Ces girations volontairement entretenues dans le sens positif (dextrogyre), se verront en ce cas dispensatrices d’influx magnétiques curatifs, par captation et émission d’énergie pour : dynamiser, apaiser, soulager, etc. un sujet, ou imprimer une pensée abstraite dans la matière (ex. : la qualité d’une couleur ou d’une plante sur un buvard, un caillou, de l’eau ou de la ouate ordinaire). L’opérateur agit ici comme un champ d’émission, diffusant de l’énergie par la main qui ne tient pas le pendule, à tout ce qui lui rentre en contact.
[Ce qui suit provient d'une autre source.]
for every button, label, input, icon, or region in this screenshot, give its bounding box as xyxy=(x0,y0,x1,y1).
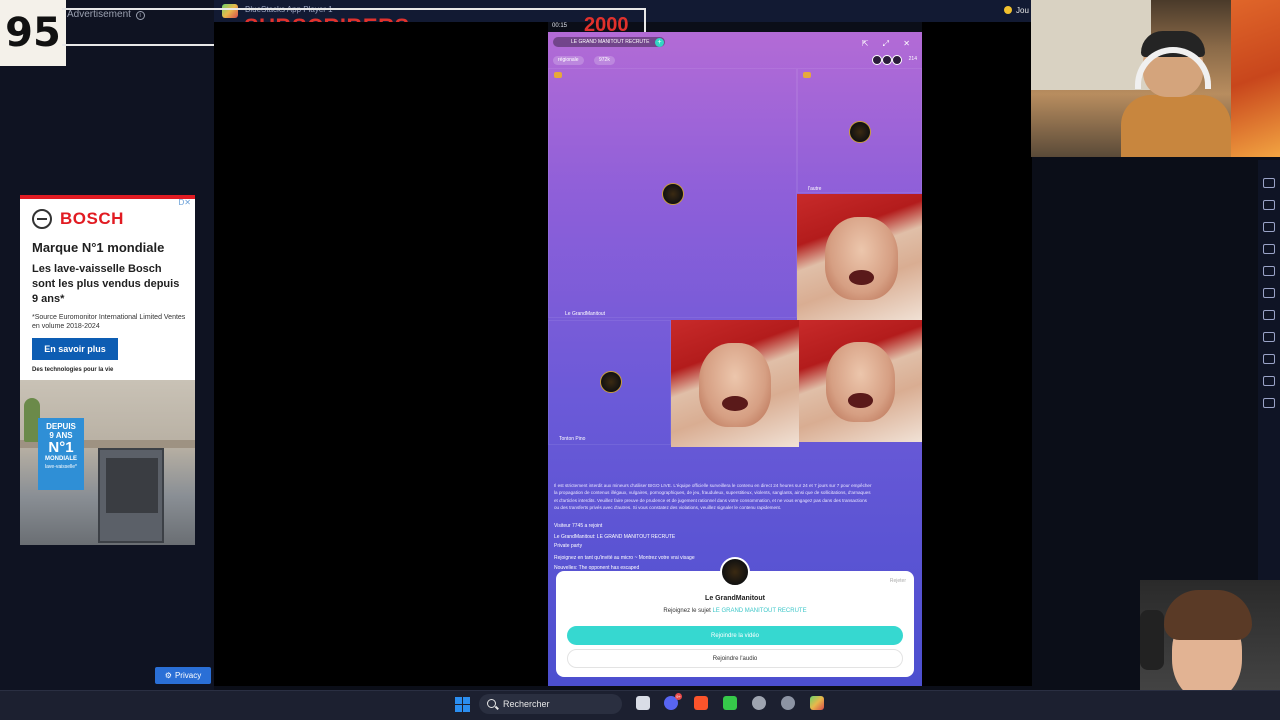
viewer-count[interactable]: 214 xyxy=(909,56,917,62)
ad-choices-icon[interactable]: D✕ xyxy=(179,198,191,207)
guest-video-face[interactable] xyxy=(799,320,922,442)
join-audio-button[interactable]: Rejoindre l'audio xyxy=(567,649,903,668)
host-seat[interactable]: Le GrandManitout xyxy=(548,68,797,318)
guest-video-face[interactable] xyxy=(671,320,799,447)
ad-dishwasher xyxy=(98,448,164,543)
viewer-avatar[interactable] xyxy=(882,55,892,65)
bosch-advertisement[interactable]: D✕ BOSCH Marque N°1 mondiale Les lave-va… xyxy=(20,195,195,545)
badge-line-4: MONDIALE xyxy=(45,456,77,462)
streamer-webcam xyxy=(1031,0,1280,157)
privacy-button[interactable]: ⚙ Privacy xyxy=(155,667,211,684)
dialog-subject: Rejoignez le sujet LE GRAND MANITOUT REC… xyxy=(556,608,914,614)
ad-headline: Marque N°1 mondiale xyxy=(32,240,165,255)
ad-tagline: Des technologies pour la vie xyxy=(32,367,114,373)
badge-line-1: DEPUIS xyxy=(46,422,76,431)
guest-avatar[interactable] xyxy=(849,121,871,143)
guest-hair xyxy=(1164,590,1252,640)
media-app-icon[interactable] xyxy=(723,696,737,710)
bosch-logo-icon xyxy=(32,209,52,229)
ad-award-badge: DEPUIS 9 ANS N°1 MONDIALE lave-vaisselle… xyxy=(38,418,84,490)
dialog-dismiss-button[interactable]: Rejeter xyxy=(890,578,906,584)
guest-name: Tonton Pino xyxy=(559,436,586,442)
viewer-avatar[interactable] xyxy=(892,55,902,65)
record-icon[interactable] xyxy=(1263,244,1275,254)
badge-line-3: N°1 xyxy=(48,439,74,456)
dialog-host-name: Le GrandManitout xyxy=(705,595,765,602)
discord-badge: 9+ xyxy=(675,693,682,700)
obs-icon[interactable] xyxy=(752,696,766,710)
ad-top-bar xyxy=(20,195,195,199)
coin-icon xyxy=(1004,6,1012,14)
top-right-label: Jou xyxy=(1016,6,1029,15)
webcam-painting xyxy=(1231,0,1280,157)
brave-icon[interactable] xyxy=(694,696,708,710)
stream-time: 00:15 xyxy=(552,23,568,29)
headphones-icon xyxy=(1140,610,1164,670)
badge-line-5: lave-vaisselle* xyxy=(45,464,77,470)
ad-kitchen-image: DEPUIS 9 ANS N°1 MONDIALE lave-vaisselle… xyxy=(20,380,195,545)
guest-avatar[interactable] xyxy=(600,371,622,393)
streamer-figure xyxy=(1121,31,1231,157)
ad-dishwasher-rack xyxy=(106,458,158,513)
emulator-sidebar xyxy=(1258,160,1280,590)
room-tag-count[interactable]: 972k xyxy=(594,56,615,65)
file-explorer-icon[interactable] xyxy=(636,696,650,710)
host-avatar[interactable] xyxy=(662,183,684,205)
streamer-body xyxy=(1121,95,1231,157)
guest-seat[interactable]: l'autre xyxy=(797,68,922,193)
settings-icon[interactable] xyxy=(781,696,795,710)
chat-line: Private party xyxy=(554,543,583,549)
gear-icon: ⚙ xyxy=(164,671,172,680)
privacy-label: Privacy xyxy=(174,671,202,680)
counter-overlay: 95 xyxy=(0,0,66,66)
layers-icon[interactable] xyxy=(1263,376,1275,386)
ad-learn-more-button[interactable]: En savoir plus xyxy=(32,338,118,360)
windows-start-icon[interactable] xyxy=(455,697,471,713)
guest-seat[interactable]: Tonton Pino xyxy=(548,320,671,445)
dialog-subject-prefix: Rejoignez le sujet xyxy=(663,608,711,614)
seat-badge xyxy=(803,72,811,78)
bosch-brand: BOSCH xyxy=(60,209,124,228)
folder-icon[interactable] xyxy=(1263,288,1275,298)
ad-subheadline: Les lave-vaisselle Bosch sont les plus v… xyxy=(32,263,180,305)
screenshot-icon[interactable] xyxy=(1263,222,1275,232)
community-rules: Il est strictement interdit aux mineurs … xyxy=(554,483,872,510)
guest-name: l'autre xyxy=(808,186,822,192)
dialog-subject-link[interactable]: LE GRAND MANITOUT RECRUTE xyxy=(712,608,806,614)
search-icon xyxy=(487,699,496,708)
emulator-letterbox-left xyxy=(214,22,548,686)
guest-video-face[interactable] xyxy=(797,194,922,320)
dialog-host-avatar xyxy=(720,557,750,587)
chat-line: Visiteur 7745 a rejoint xyxy=(554,523,603,529)
viewer-avatar[interactable] xyxy=(872,55,882,65)
follow-room-button[interactable]: + xyxy=(655,38,664,47)
room-title[interactable]: LE GRAND MANITOUT RECRUTE xyxy=(553,37,665,47)
chat-line: Rejoignez en tant qu'invité au micro ~ M… xyxy=(554,555,695,561)
room-tag-region[interactable]: régionale xyxy=(553,56,584,65)
chat-line: Le GrandManitout: LE GRAND MANITOUT RECR… xyxy=(554,534,676,540)
search-placeholder: Rechercher xyxy=(503,699,550,709)
refresh-icon[interactable] xyxy=(1263,398,1275,408)
apk-icon[interactable] xyxy=(1263,266,1275,276)
shake-icon[interactable] xyxy=(1263,310,1275,320)
room-window-controls[interactable]: ⇱ ⤢ ✕ xyxy=(862,39,916,49)
join-video-button[interactable]: Rejoindre la vidéo xyxy=(567,626,903,645)
ad-footnote: *Source Euromonitor International Limite… xyxy=(32,314,186,330)
keyboard-icon[interactable] xyxy=(1263,178,1275,188)
seat-badge xyxy=(554,72,562,78)
taskbar-search[interactable]: Rechercher xyxy=(479,694,622,714)
gamepad-icon[interactable] xyxy=(1263,200,1275,210)
location-icon[interactable] xyxy=(1263,354,1275,364)
emulator-letterbox-right xyxy=(922,22,1032,686)
discord-icon[interactable]: 9+ xyxy=(664,693,682,710)
bluestacks-icon[interactable] xyxy=(810,696,824,710)
rotate-icon[interactable] xyxy=(1263,332,1275,342)
host-name: Le GrandManitout xyxy=(565,311,606,317)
Dans le second cas en revanche, le pendule entre en girations et interrompt son mouvement sans intervention de la volonté du praticien. Le mouvement est donc déclenché et maintenu le temps nécessaire à la charge complète escomptée, hors de tout contrôle et de toute détermination consciente et volontaire. L’opérateur dans ce contexte adoptera une attitude détendue et la plus neutre possible, pour s’en remettre à la volonté de son instrument, qui seul décidera par son démarrage et son arrêt final, de l’atteinte de la charge nécessaire et suffisante. Ce second mode d’opération se trouve particulièrement adapté dès lors que l’on cherche à agir sur des événements particuliers, et les constellations énergétiques au sein desquelles évolue le sujet.

Nous renvoyons le lecteur désireux d’en apprendre plus sur le pendule à la littérature spécialisée, plus que généreuse sur le sujet, l’objet du présent n’étant pas la familiarisation avec les techniques de base en radiesthésie.